How Effective is IP Takeover at Amazon EC2?

24 April 2008: Amazon is building a revolutionary cloud computing platform with their Electric Compute Cloud (EC2) service. The recently announced elastic IP feature dramatically expands the possibilities of EC2 as a true hosting environment.

For standard website requirements, the current implementation appears suitable, but for projects that require high-availability, there is at least one significant limitation.

We envision a load-balanced cluster wholly within EC2. The front-end of this setup would be managed by two small EC2 instances that would effectively serve as load-balancers or routers. Requests would arrive at the primary router and would be subsequently directed to the least loaded instance within the cluster. Since a single router serves as a single point of failure, at least one additional router is required for a truly highly available system. A monitor could regularly ping the primary router and if there are any problems, the secondary router should reassign the IP address to itself and take over as the primary router.

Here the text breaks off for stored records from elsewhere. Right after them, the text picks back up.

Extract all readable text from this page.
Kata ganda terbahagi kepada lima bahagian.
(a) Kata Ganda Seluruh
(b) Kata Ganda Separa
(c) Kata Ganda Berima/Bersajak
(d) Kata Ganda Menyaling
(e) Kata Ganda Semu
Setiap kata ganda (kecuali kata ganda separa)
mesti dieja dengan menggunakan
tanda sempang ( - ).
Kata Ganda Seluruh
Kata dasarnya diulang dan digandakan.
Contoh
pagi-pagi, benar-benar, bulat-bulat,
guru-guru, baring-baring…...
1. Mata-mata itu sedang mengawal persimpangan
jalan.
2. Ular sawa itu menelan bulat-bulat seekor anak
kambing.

In conjunction with Amazon's Availability Zones, Such a system would not have any single-points-of-failure. To test the feasibility of this layout, we spawned two small EC2 instances and monitored the time it took for a second instance to takeover the IP address of the first. In three tests, it took on average 3 and a half minutes and never less than 3 minutes for this to occur.

We run a similar cluster in a traditional hosting environment and IP takeovers take approximately 2 seconds.

Of course the upshot of this is, that in case of failure of the primary router, there would be a theoretical downtime of up to 3.5 minutes while the secondary router is waiting for the IP to propagate. We presume that the large number of routers within Amazon's network makes quicker IP propagation a nontrivial task.

One solution would be to move the routers outside of EC2. The increased ping and latency times make this solution suboptimal.

Ideally, Amazon would offer a dedicated Load Balancing solution designed specifically for such purposes. Unless some other solution is offered, "highly available" clusters wholly within Amazon's EC2 service will not be truly highly available.